On the Utility of Parents' Historical Data to Investigate the Causes of Autism Spectrum Disorder: A Data Mining-Based Framework,IRBM

当前位置： X-MOL 学术 › Irbm › 论文详情

Our official English website, www.x-mol.net, welcomes your feedback! (Note: you will need to create a separate account there.)

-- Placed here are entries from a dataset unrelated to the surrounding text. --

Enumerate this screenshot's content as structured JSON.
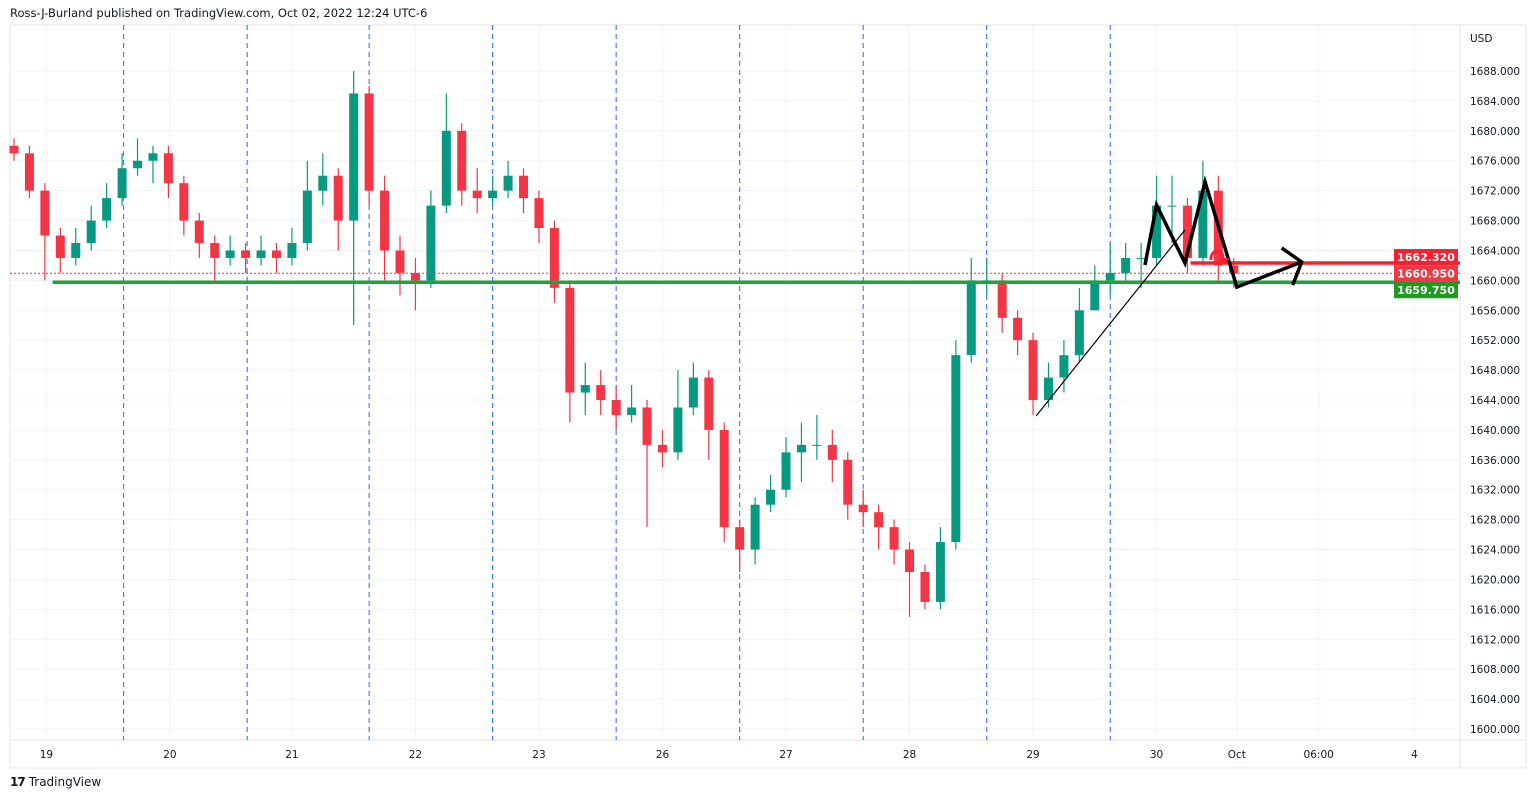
{
  "header": {
    "text": "Ross-J-Burland published on TradingView.com, Oct 02, 2022 12:24 UTC-6"
  },
  "footer": {
    "logo_mark": "17",
    "logo_text": "TradingView"
  },
  "colors": {
    "up": "#089981",
    "down": "#f23645",
    "support": "#22a33a",
    "resistance": "#f7202f",
    "last_price": "#f23645",
    "session_lines": "#2962ff",
    "drawing": "#000000"
  },
  "chart_data": {
    "type": "candlestick",
    "currency": "USD",
    "ylim": [
      1600,
      1688
    ],
    "y_ticks": [
      1600,
      1604,
      1608,
      1612,
      1616,
      1620,
      1624,
      1628,
      1632,
      1636,
      1640,
      1644,
      1648,
      1652,
      1656,
      1660,
      1664,
      1668,
      1672,
      1676,
      1680,
      1684,
      1688
    ],
    "x_ticks": [
      {
        "label": "19",
        "index": 2.1
      },
      {
        "label": "20",
        "index": 10.1
      },
      {
        "label": "21",
        "index": 18
      },
      {
        "label": "22",
        "index": 26
      },
      {
        "label": "23",
        "index": 34
      },
      {
        "label": "26",
        "index": 42
      },
      {
        "label": "27",
        "index": 50
      },
      {
        "label": "28",
        "index": 58
      },
      {
        "label": "29",
        "index": 66
      },
      {
        "label": "30",
        "index": 74
      },
      {
        "label": "Oct",
        "index": 79.2
      },
      {
        "label": "06:00",
        "index": 84.5
      },
      {
        "label": "4",
        "index": 90.7
      }
    ],
    "candles": [
      [
        1678,
        1679,
        1676,
        1677
      ],
      [
        1677,
        1678,
        1671,
        1672
      ],
      [
        1672,
        1673,
        1660,
        1666
      ],
      [
        1666,
        1667,
        1661,
        1663
      ],
      [
        1663,
        1667,
        1662,
        1665
      ],
      [
        1665,
        1670,
        1664,
        1668
      ],
      [
        1668,
        1673,
        1667,
        1671
      ],
      [
        1671,
        1677,
        1670,
        1675
      ],
      [
        1675,
        1679,
        1674,
        1676
      ],
      [
        1676,
        1678,
        1673,
        1677
      ],
      [
        1677,
        1678,
        1671,
        1673
      ],
      [
        1673,
        1674,
        1666,
        1668
      ],
      [
        1668,
        1669,
        1663,
        1665
      ],
      [
        1665,
        1666,
        1660,
        1663
      ],
      [
        1663,
        1666,
        1662,
        1664
      ],
      [
        1664,
        1665,
        1661,
        1663
      ],
      [
        1663,
        1666,
        1662,
        1664
      ],
      [
        1664,
        1665,
        1661,
        1663
      ],
      [
        1663,
        1667,
        1662,
        1665
      ],
      [
        1665,
        1676,
        1664,
        1672
      ],
      [
        1672,
        1677,
        1670,
        1674
      ],
      [
        1674,
        1675,
        1664,
        1668
      ],
      [
        1668,
        1688,
        1654,
        1685
      ],
      [
        1685,
        1686,
        1670,
        1672
      ],
      [
        1672,
        1674,
        1660,
        1664
      ],
      [
        1664,
        1666,
        1658,
        1661
      ],
      [
        1661,
        1663,
        1656,
        1660
      ],
      [
        1660,
        1672,
        1659,
        1670
      ],
      [
        1670,
        1685,
        1669,
        1680
      ],
      [
        1680,
        1681,
        1670,
        1672
      ],
      [
        1672,
        1675,
        1669,
        1671
      ],
      [
        1671,
        1674,
        1670,
        1672
      ],
      [
        1672,
        1676,
        1671,
        1674
      ],
      [
        1674,
        1675,
        1669,
        1671
      ],
      [
        1671,
        1672,
        1665,
        1667
      ],
      [
        1667,
        1668,
        1657,
        1659
      ],
      [
        1659,
        1660,
        1641,
        1645
      ],
      [
        1645,
        1649,
        1642,
        1646
      ],
      [
        1646,
        1648,
        1642,
        1644
      ],
      [
        1644,
        1646,
        1640,
        1642
      ],
      [
        1642,
        1646,
        1641,
        1643
      ],
      [
        1643,
        1644,
        1627,
        1638
      ],
      [
        1638,
        1640,
        1635,
        1637
      ],
      [
        1637,
        1648,
        1636,
        1643
      ],
      [
        1643,
        1649,
        1642,
        1647
      ],
      [
        1647,
        1648,
        1636,
        1640
      ],
      [
        1640,
        1641,
        1625,
        1627
      ],
      [
        1627,
        1628,
        1621,
        1624
      ],
      [
        1624,
        1631,
        1622,
        1630
      ],
      [
        1630,
        1634,
        1629,
        1632
      ],
      [
        1632,
        1639,
        1631,
        1637
      ],
      [
        1637,
        1641,
        1633,
        1638
      ],
      [
        1638,
        1642,
        1636,
        1638
      ],
      [
        1638,
        1640,
        1633,
        1636
      ],
      [
        1636,
        1637,
        1628,
        1630
      ],
      [
        1630,
        1632,
        1627,
        1629
      ],
      [
        1629,
        1630,
        1624,
        1627
      ],
      [
        1627,
        1628,
        1622,
        1624
      ],
      [
        1624,
        1625,
        1615,
        1621
      ],
      [
        1621,
        1622,
        1616,
        1617
      ],
      [
        1617,
        1627,
        1616,
        1625
      ],
      [
        1625,
        1652,
        1624,
        1650
      ],
      [
        1650,
        1663,
        1649,
        1660
      ],
      [
        1660,
        1663,
        1658,
        1660
      ],
      [
        1660,
        1661,
        1653,
        1655
      ],
      [
        1655,
        1656,
        1650,
        1652
      ],
      [
        1652,
        1653,
        1642,
        1644
      ],
      [
        1644,
        1649,
        1643,
        1647
      ],
      [
        1647,
        1652,
        1645,
        1650
      ],
      [
        1650,
        1659,
        1649,
        1656
      ],
      [
        1656,
        1662,
        1656,
        1660
      ],
      [
        1660,
        1665,
        1658,
        1661
      ],
      [
        1661,
        1665,
        1660,
        1663
      ],
      [
        1663,
        1665,
        1659,
        1663
      ],
      [
        1663,
        1674,
        1662,
        1670
      ],
      [
        1670,
        1674,
        1665,
        1670
      ],
      [
        1670,
        1671,
        1661,
        1663
      ],
      [
        1663,
        1676,
        1662,
        1672
      ],
      [
        1672,
        1674,
        1660,
        1662
      ],
      [
        1662,
        1663,
        1659,
        1660.95
      ]
    ],
    "price_labels": [
      {
        "label": "1662.320",
        "value": 1662.32,
        "color": "#f7202f"
      },
      {
        "label": "1660.950",
        "value": 1660.95,
        "color": "#f23645"
      },
      {
        "label": "1659.750",
        "value": 1659.75,
        "color": "#1e9a22"
      }
    ],
    "drawings": {
      "support_line": {
        "price": 1659.75,
        "from_index": 2.5
      },
      "resistance_line": {
        "price": 1662.32,
        "from_index": 76.2
      },
      "last_price_line": {
        "price": 1660.95
      },
      "trendline": [
        [
          66.2,
          1641.86
        ],
        [
          75.84,
          1666.74
        ]
      ],
      "zigzag_projection": [
        [
          73.25,
          1662.06
        ],
        [
          74.0,
          1670.08
        ],
        [
          75.84,
          1662.32
        ],
        [
          77.14,
          1673.17
        ],
        [
          79.2,
          1659.1
        ],
        [
          83.4,
          1662.46
        ]
      ]
    }
  }
}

On the Utility of Parents' Historical Data to Investigate the Causes of Autism Spectrum Disorder: A Data Mining-Based Framework
IRBM ( IF 4.8 ) Pub Date : 2023-04-07 , DOI: 10.1016/j.irbm.2023.100780
Zahid Halim , Gohar Khan , Babar Shah , Rabia Naseer , Sajid Anwar , Ahsan Shah

Objective

Autism Spectrum Disorder (ASD) is acknowledged as a challenge that influences the learning ability of adolescents and also negatively impacts their families. Autism may be caused due to environmental exposure or genetically inherited disorder, however, no definitive or universally customary reasons are known. This makes the issue fairly challenging.

Material and methods

This work focuses on identifying the reasons of ASD utilizing computational methods. For this, data is collected that focuses on parental history for finding the trigged features by reviewing antenatal, perinatal, and infant hazard factors of ASD. Afterwards, ML techniques are applied on the collected instances to develop a predictive models and identify the reasons to ASD. While collecting the data, samples are obtained for ASD and non-ASD individuals both. A total of 115 features are obtained from each subject. The collected dataset has 47% samples of the subjects with ASD. Dimensionality reduction, and four feature selection methods are applied on the data to eliminate noise and least valued features. The data is verified using two clustering techniques, i.e., k-means and k-medoid. To validate the clustering results five clustering validation indices are used. Later, three classifiers, i.e. k-nearest neighbor (k-NN), Support Vector Machine (SVM), and Artificial Neural Network (ANN) are trained to predict cases with ASD. The frequent items mining technique and the descriptive analysis of the clustered data are utilized to identify the factors that may cause ASD.

Results

The proposed framework enables to identify the features that may contribute towards ASD. Whereas, for the classification part, SVM classifier performs better than others do with an average accuracy of 98.34% in predicting the ASD cases.

Conclusion

The results identified stress as the dominant feature and environmental factors, like frequent use of canned food and plastic/steel bottles during fertilization period that may contribute towards ASD.

中文翻译：

利用父母的历史数据调查自闭症谱系障碍的原因：一个基于数据挖掘的框架

客观的

自闭症谱系障碍 (ASD) 被认为是一种挑战，它会影响青少年的学习能力，也会对其家庭产生负面影响。自闭症可能是由于环境暴露或遗传性疾病引起的，但是，尚无明确或普遍习惯的原因。这使得这个问题相当具有挑战性。

材料与方法

这项工作的重点是利用计算方法确定 ASD 的原因。为此，收集的数据侧重于父母的历史，通过审查 ASD 的产前、围产期和婴儿危险因素来寻找触发特征。之后，将 ML 技术应用于收集的实例以开发预测模型并确定 ASD 的原因。在收集数据时，同时获取 ASD 和非 ASD 个体的样本。每个主题总共获得 115 个特征。收集的数据集有 47% 的 ASD 受试者样本。对数据应用降维和四种特征选择方法来消除噪声和最小值特征。使用两种聚类技术验证数据，即k -means 和k-medoid。为了验证聚类结果，使用了五个聚类验证指标。随后，训练了三个分类器，即k最近邻 ( k -NN)、支持向量机 (SVM) 和人工神经网络 (ANN) 来预测 ASD 病例。利用频繁项挖掘技术和聚类数据的描述性分析来识别可能导致 ASD 的因素。